Nadie había faltado al funeral. Meg estaba acompañada por los niños, por algunos de sus padres, por el señor Laurence, y por las amistades del difunto. Todos llenaban la casa.

Juan Brooke, pese a su vida dedicada al trabajo y a su hogar, tenía muchas amistades. Gente rica y pobre, ancianas y jóvenes; todos se habían reunido para testimoniar su afecto.

Después del breve servicio religioso, el profesor Bhaer dio la señal convenida, y la voz de los alumnos se elevó en las notas de un himno que parecía lleno de luz. Cantaban con religiosa inspiración, confundiéndose sus voces, como confundidas estaban sus almas, que se llenaban de paz con la hermosa melodía.

Meg, entre tanto, acariciaba a sus mellizos. Daisy tenía apoyada su cabecita en su regazo, mientras que Demi le aca­riciaba su mano. Mirando a todos los presentes, se sintió am­parada por tan buenos amigos. Comprendió que ellos estaban dispuestos a apoyarla, y su pena fue cediendo ante la convic­ción de que sólo viviendo para los demás, como había vivido su esposo Juan, volvería a encontrar serenidad y consuelo.
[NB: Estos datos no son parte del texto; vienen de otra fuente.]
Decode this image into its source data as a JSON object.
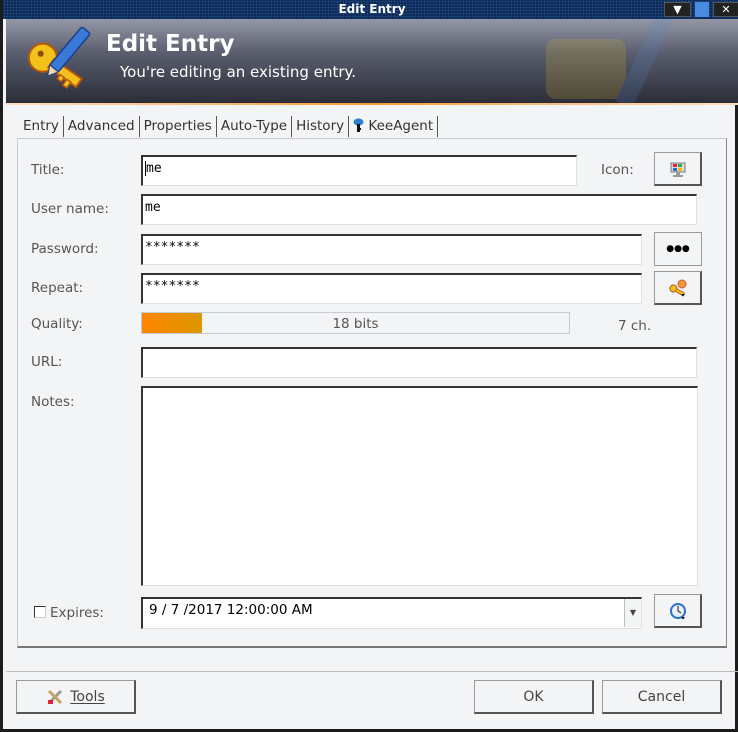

Pasaron varias semanas antes de que Demi regresara a Plumfield. Y aunque Jo se proponía reemplazar al padre en todo lo posible, comprendió que el niño "ya no era el mismo", como lo comentó con su esposo. Y así, a los diez años, el niño comenzó una vida nueva; y la empezaba con una herencia..., la hermosa herencia del recuerdo de haber tenido un padre digno. "Ahora soy Juan Brooke", decía con énfasis de niño, pues ya no le agradaba que lo llamaran Demi.